Two hypotheses are formed:
Evidence chain for h1:
| Observation | LR | Decibans |
|---|---|---|
| 47/50 failures from a /24 subnet | 6.3 | +8.0 |
| 38 distinct accounts hit 1-2 times each | 4.5 | +6.5 |
| Inter-request timing: 1.2s ± 0.08s (highly regular) | 3.2 | +5.0 |
| Total | +19.5 |
Evidence against h2:
| Observation | LR | Decibans |
|---|---|---|
| No deployment in prior 24 hours | 0.32 | −5.0 |
| Failures spread across 38 accounts with no common session | 0.57 | −2.4 |
| Total | −7.4 |
{
"mode": "cryptanalytic",
"thoughtType": "evidence_accumulation",
"assumptions": [
"The 50 failures are a representative sample of the failure window",
"A scripted credential-stuffing tool uses consistent timing behavior",
"Normal user retry patterns are distributed across many IPs and focused on a small number of accounts"
],
"dependencies": ["hypothesis_formation", "frequency_analysis"],
"uncertainty": 0.25,
"currentHypothesis": {
"id": "h1",
"description": "Credential-stuffing attack: automated tool cycling through a breached credential list",
"priorProbability": 0.35,
"posteriorProbability": 0.78,
"decibanScore": 19.5,
"evidence": [
{ "observation": "47/50 failures from a /24 subnet", "decibans": 8.0, "likelihoodRatio": 6.3, "source": "pattern", "confidence": 0.95, "explanation": "Random user errors are distributed across many IPs; /24 concentration is a strong automation signal" },
{ "observation": "38 distinct accounts hit 1-2 times each", "decibans": 6.5, "likelihoodRatio": 4.5, "source": "statistical", "confidence": 0.90, "explanation": "Users forgetting passwords retry the same account; credential stuffing iterates across accounts" },
{ "observation": "Inter-request timing 1.2s ± 0.08s (highly regular)", "decibans": 5.0, "likelihoodRatio": 3.2, "source": "pattern", "confidence": 0.88, "explanation": "0.08s standard deviation over 50 requests implies scripted rather than human behavior" }
],
"status": "active"
},
"evidenceChains": [
{
"hypothesis": "Credential-stuffing attack (h1)",
"observations": [
{ "observation": "47/50 failures from a /24 subnet", "decibans": 8.0, "likelihoodRatio": 6.3, "source": "pattern", "confidence": 0.95 },
{ "observation": "38 distinct accounts hit 1-2 times each", "decibans": 6.5, "likelihoodRatio": 4.5, "source": "statistical", "confidence": 0.90 },
{ "observation": "Inter-request timing 1.2s ± 0.08s", "decibans": 5.0, "likelihoodRatio": 3.2, "source": "pattern", "confidence": 0.88 }
],
"totalDecibans": 19.5,
"oddsRatio": 89.1,
"conclusion": "inconclusive",
"confirmationThreshold": 20,
"refutationThreshold": -20
}
],
"keyInsight": "At 19.5 decibans (odds ~89:1), the credential-stuffing hypothesis is just below the 20-deciban confirmation threshold.
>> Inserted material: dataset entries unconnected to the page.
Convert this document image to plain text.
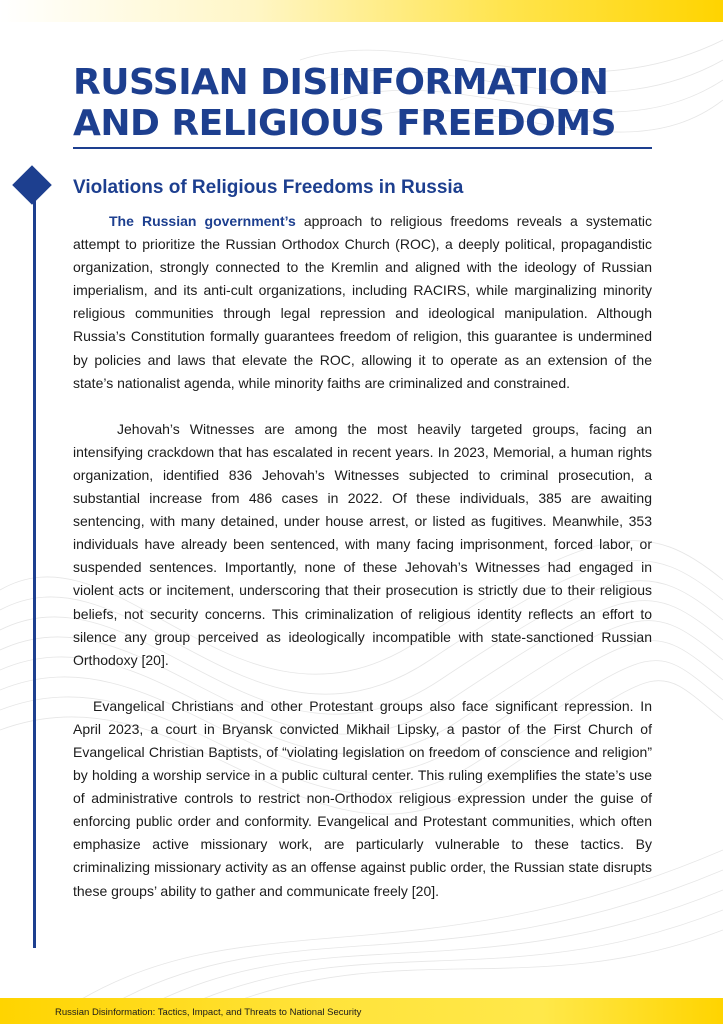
RUSSIAN DISINFORMATION AND RELIGIOUS FREEDOMS
Violations of Religious Freedoms in Russia

The Russian government’s approach to religious freedoms reveals a systematic attempt to prioritize the Russian Orthodox Church (ROC), a deeply political, propagandistic organization, strongly connected to the Kremlin and aligned with the ideology of Russian imperialism, and its anti-cult organizations, including RACIRS, while marginalizing minority religious communities through legal repression and ideological manipulation. Although Russia’s Constitution formally guarantees freedom of religion, this guarantee is undermined by policies and laws that elevate the ROC, allowing it to operate as an extension of the state’s nationalist agenda, while minority faiths are criminalized and constrained.

Jehovah’s Witnesses are among the most heavily targeted groups, facing an intensifying crackdown that has escalated in recent years. In 2023, Memorial, a human rights organization, identified 836 Jehovah’s Witnesses subjected to criminal prosecution, a substantial increase from 486 cases in 2022. Of these individuals, 385 are awaiting sentencing, with many detained, under house arrest, or listed as fugitives. Meanwhile, 353 individuals have already been sentenced, with many facing imprisonment, forced labor, or suspended sentences. Importantly, none of these Jehovah’s Witnesses had engaged in violent acts or incitement, underscoring that their prosecution is strictly due to their religious beliefs, not security concerns. This criminalization of religious identity reflects an effort to silence any group perceived as ideologically incompatible with state-sanctioned Russian Orthodoxy [20].

Evangelical Christians and other Protestant groups also face significant repression. In April 2023, a court in Bryansk convicted Mikhail Lipsky, a pastor of the First Church of Evangelical Christian Baptists, of “violating legislation on freedom of conscience and religion” by holding a worship service in a public cultural center. This ruling exemplifies the state’s use of administrative controls to restrict non-Orthodox religious expression under the guise of enforcing public order and conformity. Evangelical and Protestant communities, which often emphasize active missionary work, are particularly vulnerable to these tactics. By criminalizing missionary activity as an offense against public order, the Russian state disrupts these groups’ ability to gather and communicate freely [20].

Russian Disinformation: Tactics, Impact, and Threats to National Security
One more independent signal — e.g., matching the 38 usernames against a known breached credential list — would cross the threshold. Immediate action without waiting for confirmation: rate-limit the three source /24 IPs and require MFA for the 38 affected accounts. The cost of waiting to confirm is higher than the cost of acting on 89:1 odds."
}
Natural-language summary: "Three independent signals — IP concentration, account breadth pattern, and timing regularity — together give 19.5 decibans for credential stuffing. The h2 (user-error) hypothesis is strongly refuted by the absence of any deployment trigger. The evidence chain is one signal short of formal confirmation, but at 89:1 odds the operational decision is clear: block the source subnet and force MFA on affected accounts while collecting the final confirming signal."